The number is the hundredth root of 100 (100^(1/100)). When done on calculator, the result is 1.04712855. I've tried the approximation but am not able to get close.

The method is Xn+1=Xn-(f(n)/f'(n))

Thanks

 

[royhaas]

Re: Newton's Method

What are you using for the function \(\displaystyle f(x)\)?

 

[djo201]

Re: Newton's Method

I'm using f(x)=x^100-100

Am I incorrect?

 

[Deleted member 4993]

Re: Newton's Method

I'm using f(x)=x^100-100

Am I incorrect?

No - that is correct - but this is what I call "pathological" problem. This problem shows the "problem" with Newton's method.

However, it can be done.

Hint:

Instead of trying to find the hundreth root in one shot - break it up into factors of 100

 

[PAULK]

Re: Newton's Method

I'm using f(x)=x^100-100

Am I incorrect?

No - that is correct - but this is what I call "pathological" problem. This problem shows the "problem" with Newton's method.

However, it can be done.

Hint:

Instead of trying to find the hundreth root in one shot - break it up into factors of 100

It should work. But a lot depends on your choice of x[0]. Choose something bad and it explodes. Choose something good and it converges nicely.

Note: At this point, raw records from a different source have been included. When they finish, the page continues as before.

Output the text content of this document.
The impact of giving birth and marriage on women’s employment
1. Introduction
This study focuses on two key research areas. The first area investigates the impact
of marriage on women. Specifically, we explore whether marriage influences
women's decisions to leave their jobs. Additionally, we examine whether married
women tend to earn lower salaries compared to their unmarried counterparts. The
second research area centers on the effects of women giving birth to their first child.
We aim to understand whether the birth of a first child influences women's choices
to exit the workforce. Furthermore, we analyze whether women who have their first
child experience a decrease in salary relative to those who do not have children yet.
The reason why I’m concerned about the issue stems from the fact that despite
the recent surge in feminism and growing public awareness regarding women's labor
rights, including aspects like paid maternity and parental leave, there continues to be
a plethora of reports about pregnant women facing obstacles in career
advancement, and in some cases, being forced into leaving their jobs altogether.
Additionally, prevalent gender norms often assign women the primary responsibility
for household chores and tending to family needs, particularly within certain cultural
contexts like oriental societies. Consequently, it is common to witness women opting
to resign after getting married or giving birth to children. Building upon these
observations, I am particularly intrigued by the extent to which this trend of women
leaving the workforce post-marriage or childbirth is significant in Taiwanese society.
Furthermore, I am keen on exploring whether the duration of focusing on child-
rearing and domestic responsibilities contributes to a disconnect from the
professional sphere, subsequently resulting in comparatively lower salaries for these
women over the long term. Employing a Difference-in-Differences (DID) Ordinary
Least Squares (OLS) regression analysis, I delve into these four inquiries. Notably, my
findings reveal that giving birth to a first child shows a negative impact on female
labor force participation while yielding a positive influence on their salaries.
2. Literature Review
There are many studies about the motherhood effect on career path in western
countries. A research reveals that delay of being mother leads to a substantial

P.S. Excel is very good for this. I tried it with x[0] = 1 and got nothing good after 25 iterations. But x[0] = 1.2 worked beautifully.

 

[royhaas]

Re: Newton's Method

If \(\displaystyle x_0=1, x_1=1.99\), so convergence will be real slow.

 

[Deleted member 4993]

Re: Newton's Method

the way I propose

find

\(\displaystyle x_1 \,= \,100^{\frac{1}{5}\)

Then

\(\displaystyle x_2 \,= \,(x_1)^{\frac{1}{5}\)

finally

\(\displaystyle x \,= \,(x_2)^{\frac{1}{4}\)

Convergence is pretty fast in each case - with beginning value of 1 (for the first one it would faster to start with 3)

 

[PAULK]

Re: Newton's Method

If \(\displaystyle x_0=1, x_1=1.99\), so convergence will be real slow.

Yes, exactly what I tried, with the same results.